| 要旨トップ | 目次 | | 日本生態学会第56回全国大会 (2009年3月,盛岡) 講演要旨 |
一般講演(口頭発表) L1-12
1990年代後半に初めて報告されたコイヘルペスウイルス病(KHVD)はコイ及びニシキゴイのみがかかる感染症で、感染魚の致死率は80%以上と高く、感染拡大の速さとあわせて、国際的に深刻な問題となっている。国内におけるKHVDのアウトブレイクは2003年に初めて観察された後、瞬く間に全国へと拡大した。琵琶湖では2004年のアウトブレイクで約10万匹が死亡したとされている。病気の診断法やワクチン開発などの研究が精力的に行われている一方、病原体であるコイヘルペスウイルス(KHV)の自然生態系における動態はほとんど明らかになっていない。我々はKHVの動態を明らかにするため、琵琶湖においてKHVの検出と定量を試みた。2007年6月から2008年12月まで9回にわたって琵琶湖沿岸22箇所で表層水のサンプリングを行い、陽イオンコート陰電荷膜法を用いたウイルス濃縮、DNA抽出、定量PCRを経て湖水中におけるKHV濃度を測定した。
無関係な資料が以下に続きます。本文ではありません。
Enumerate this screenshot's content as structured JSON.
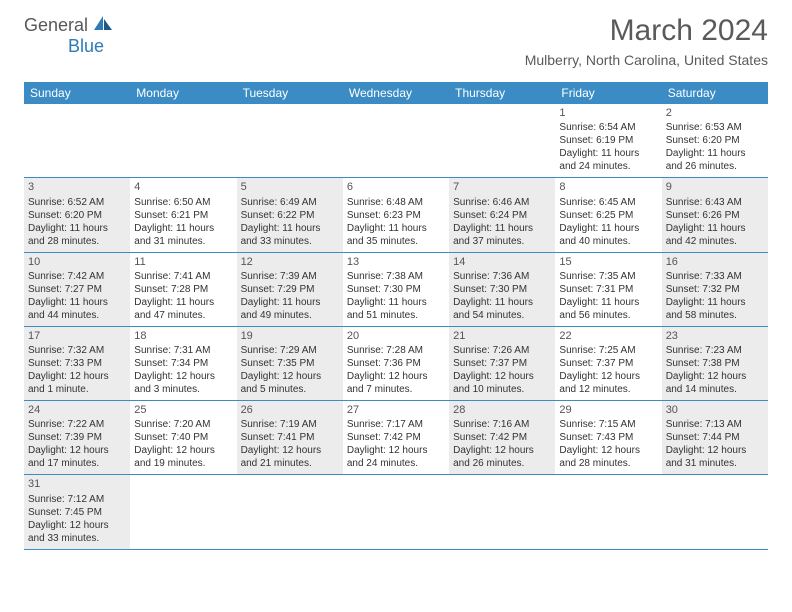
{
  "logo": {
    "general": "General",
    "blue": "Blue"
  },
  "title": "March 2024",
  "location": "Mulberry, North Carolina, United States",
  "colors": {
    "header_bg": "#3b8bc4",
    "header_text": "#ffffff",
    "shaded_cell": "#ececec",
    "border": "#3b8bc4",
    "title_color": "#5a5a5a",
    "logo_gray": "#595959",
    "logo_blue": "#2d7bb8"
  },
  "day_names": [
    "Sunday",
    "Monday",
    "Tuesday",
    "Wednesday",
    "Thursday",
    "Friday",
    "Saturday"
  ],
  "weeks": [
    [
      {
        "day": "",
        "sunrise": "",
        "sunset": "",
        "daylight": ""
      },
      {
        "day": "",
        "sunrise": "",
        "sunset": "",
        "daylight": ""
      },
      {
        "day": "",
        "sunrise": "",
        "sunset": "",
        "daylight": ""
      },
      {
        "day": "",
        "sunrise": "",
        "sunset": "",
        "daylight": ""
      },
      {
        "day": "",
        "sunrise": "",
        "sunset": "",
        "daylight": ""
      },
      {
        "day": "1",
        "sunrise": "Sunrise: 6:54 AM",
        "sunset": "Sunset: 6:19 PM",
        "daylight": "Daylight: 11 hours and 24 minutes."
      },
      {
        "day": "2",
        "sunrise": "Sunrise: 6:53 AM",
        "sunset": "Sunset: 6:20 PM",
        "daylight": "Daylight: 11 hours and 26 minutes."
      }
    ],
    [
      {
        "day": "3",
        "sunrise": "Sunrise: 6:52 AM",
        "sunset": "Sunset: 6:20 PM",
        "daylight": "Daylight: 11 hours and 28 minutes."
      },
      {
        "day": "4",
        "sunrise": "Sunrise: 6:50 AM",
        "sunset": "Sunset: 6:21 PM",
        "daylight": "Daylight: 11 hours and 31 minutes."
      },
      {
        "day": "5",
        "sunrise": "Sunrise: 6:49 AM",
        "sunset": "Sunset: 6:22 PM",
        "daylight": "Daylight: 11 hours and 33 minutes."
      },
      {
        "day": "6",
        "sunrise": "Sunrise: 6:48 AM",
        "sunset": "Sunset: 6:23 PM",
        "daylight": "Daylight: 11 hours and 35 minutes."
      },
      {
        "day": "7",
        "sunrise": "Sunrise: 6:46 AM",
        "sunset": "Sunset: 6:24 PM",
        "daylight": "Daylight: 11 hours and 37 minutes."
      },
      {
        "day": "8",
        "sunrise": "Sunrise: 6:45 AM",
        "sunset": "Sunset: 6:25 PM",
        "daylight": "Daylight: 11 hours and 40 minutes."
      },
      {
        "day": "9",
        "sunrise": "Sunrise: 6:43 AM",
        "sunset": "Sunset: 6:26 PM",
        "daylight": "Daylight: 11 hours and 42 minutes."
      }
    ],
    [
      {
        "day": "10",
        "sunrise": "Sunrise: 7:42 AM",
        "sunset": "Sunset: 7:27 PM",
        "daylight": "Daylight: 11 hours and 44 minutes."
      },
      {
        "day": "11",
        "sunrise": "Sunrise: 7:41 AM",
        "sunset": "Sunset: 7:28 PM",
        "daylight": "Daylight: 11 hours and 47 minutes."
      },
      {
        "day": "12",
        "sunrise": "Sunrise: 7:39 AM",
        "sunset": "Sunset: 7:29 PM",
        "daylight": "Daylight: 11 hours and 49 minutes."
      },
      {
        "day": "13",
        "sunrise": "Sunrise: 7:38 AM",
        "sunset": "Sunset: 7:30 PM",
        "daylight": "Daylight: 11 hours and 51 minutes."
      },
      {
        "day": "14",
        "sunrise": "Sunrise: 7:36 AM",
        "sunset": "Sunset: 7:30 PM",
        "daylight": "Daylight: 11 hours and 54 minutes."
      },
      {
        "day": "15",
        "sunrise": "Sunrise: 7:35 AM",
        "sunset": "Sunset: 7:31 PM",
        "daylight": "Daylight: 11 hours and 56 minutes."
      },
      {
        "day": "16",
        "sunrise": "Sunrise: 7:33 AM",
        "sunset": "Sunset: 7:32 PM",
        "daylight": "Daylight: 11 hours and 58 minutes."
      }
    ],
    [
      {
        "day": "17",
        "sunrise": "Sunrise: 7:32 AM",
        "sunset": "Sunset: 7:33 PM",
        "daylight": "Daylight: 12 hours and 1 minute."
      },
      {
        "day": "18",
        "sunrise": "Sunrise: 7:31 AM",
        "sunset": "Sunset: 7:34 PM",
        "daylight": "Daylight: 12 hours and 3 minutes."
      },
      {
        "day": "19",
        "sunrise": "Sunrise: 7:29 AM",
        "sunset": "Sunset: 7:35 PM",
        "daylight": "Daylight: 12 hours and 5 minutes."
      },
      {
        "day": "20",
        "sunrise": "Sunrise: 7:28 AM",
        "sunset": "Sunset: 7:36 PM",
        "daylight": "Daylight: 12 hours and 7 minutes."
      },
      {
        "day": "21",
        "sunrise": "Sunrise: 7:26 AM",
        "sunset": "Sunset: 7:37 PM",
        "daylight": "Daylight: 12 hours and 10 minutes."
      },
      {
        "day": "22",
        "sunrise": "Sunrise: 7:25 AM",
        "sunset": "Sunset: 7:37 PM",
        "daylight": "Daylight: 12 hours and 12 minutes."
      },
      {
        "day": "23",
        "sunrise": "Sunrise: 7:23 AM",
        "sunset": "Sunset: 7:38 PM",
        "daylight": "Daylight: 12 hours and 14 minutes."
      }
    ],
    [
      {
        "day": "24",
        "sunrise": "Sunrise: 7:22 AM",
        "sunset": "Sunset: 7:39 PM",
        "daylight": "Daylight: 12 hours and 17 minutes."
      },
      {
        "day": "25",
        "sunrise": "Sunrise: 7:20 AM",
        "sunset": "Sunset: 7:40 PM",
        "daylight": "Daylight: 12 hours and 19 minutes."
      },
      {
        "day": "26",
        "sunrise": "Sunrise: 7:19 AM",
        "sunset": "Sunset: 7:41 PM",
        "daylight": "Daylight: 12 hours and 21 minutes."
      },
      {
        "day": "27",
        "sunrise": "Sunrise: 7:17 AM",
        "sunset": "Sunset: 7:42 PM",
        "daylight": "Daylight: 12 hours and 24 minutes."
      },
      {
        "day": "28",
        "sunrise": "Sunrise: 7:16 AM",
        "sunset": "Sunset: 7:42 PM",
        "daylight": "Daylight: 12 hours and 26 minutes."
      },
      {
        "day": "29",
        "sunrise": "Sunrise: 7:15 AM",
        "sunset": "Sunset: 7:43 PM",
        "daylight": "Daylight: 12 hours and 28 minutes."
      },
      {
        "day": "30",
        "sunrise": "Sunrise: 7:13 AM",
        "sunset": "Sunset: 7:44 PM",
        "daylight": "Daylight: 12 hours and 31 minutes."
      }
    ],
    [
      {
        "day": "31",
        "sunrise": "Sunrise: 7:12 AM",
        "sunset": "Sunset: 7:45 PM",
        "daylight": "Daylight: 12 hours and 33 minutes."
      },
      {
        "day": "",
        "sunrise": "",
        "sunset": "",
        "daylight": ""
      },
      {
        "day": "",
        "sunrise": "",
        "sunset": "",
        "daylight": ""
      },
      {
        "day": "",
        "sunrise": "",
        "sunset": "",
        "daylight": ""
      },
      {
        "day": "",
        "sunrise": "",
        "sunset": "",
        "daylight": ""
      },
      {
        "day": "",
        "sunrise": "",
        "sunset": "",
        "daylight": ""
      },
      {
        "day": "",
        "sunrise": "",
        "sunset": "",
        "daylight": ""
      }
    ]
  ],
  "shading": [
    [
      false,
      false,
      false,
      false,
      false,
      false,
      false
    ],
    [
      true,
      false,
      true,
      false,
      true,
      false,
      true
    ],
    [
      true,
      false,
      true,
      false,
      true,
      false,
      true
    ],
    [
      true,
      false,
      true,
      false,
      true,
      false,
      true
    ],
    [
      true,
      false,
      true,
      false,
      true,
      false,
      true
    ],
    [
      true,
      false,
      false,
      false,
      false,
      false,
      false
    ]
  ]
}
その結果、琵琶湖における最大のアウトブレイクから4年を経ても琵琶湖全域にわたりKHVが存在し、その濃度は最大で106粒子/L程度であること、KHV濃度は夏季に最大となり冬季に最小となる増減パターンを示すことが明らかになった。また、湖水から検出されたKHVのゲノムの一部をシークエンスした結果、国内の病魚から分離されたウイルス株と一致した。これらの結果から、湖水中のKHVは病気の拡大とともに短期間に拡がったものであること、一旦侵入したKHVは目に見えるアウトブレイクが終息した後も長期間にわたり水域中に留まり、おそらくは水域に定着することなどが示唆された。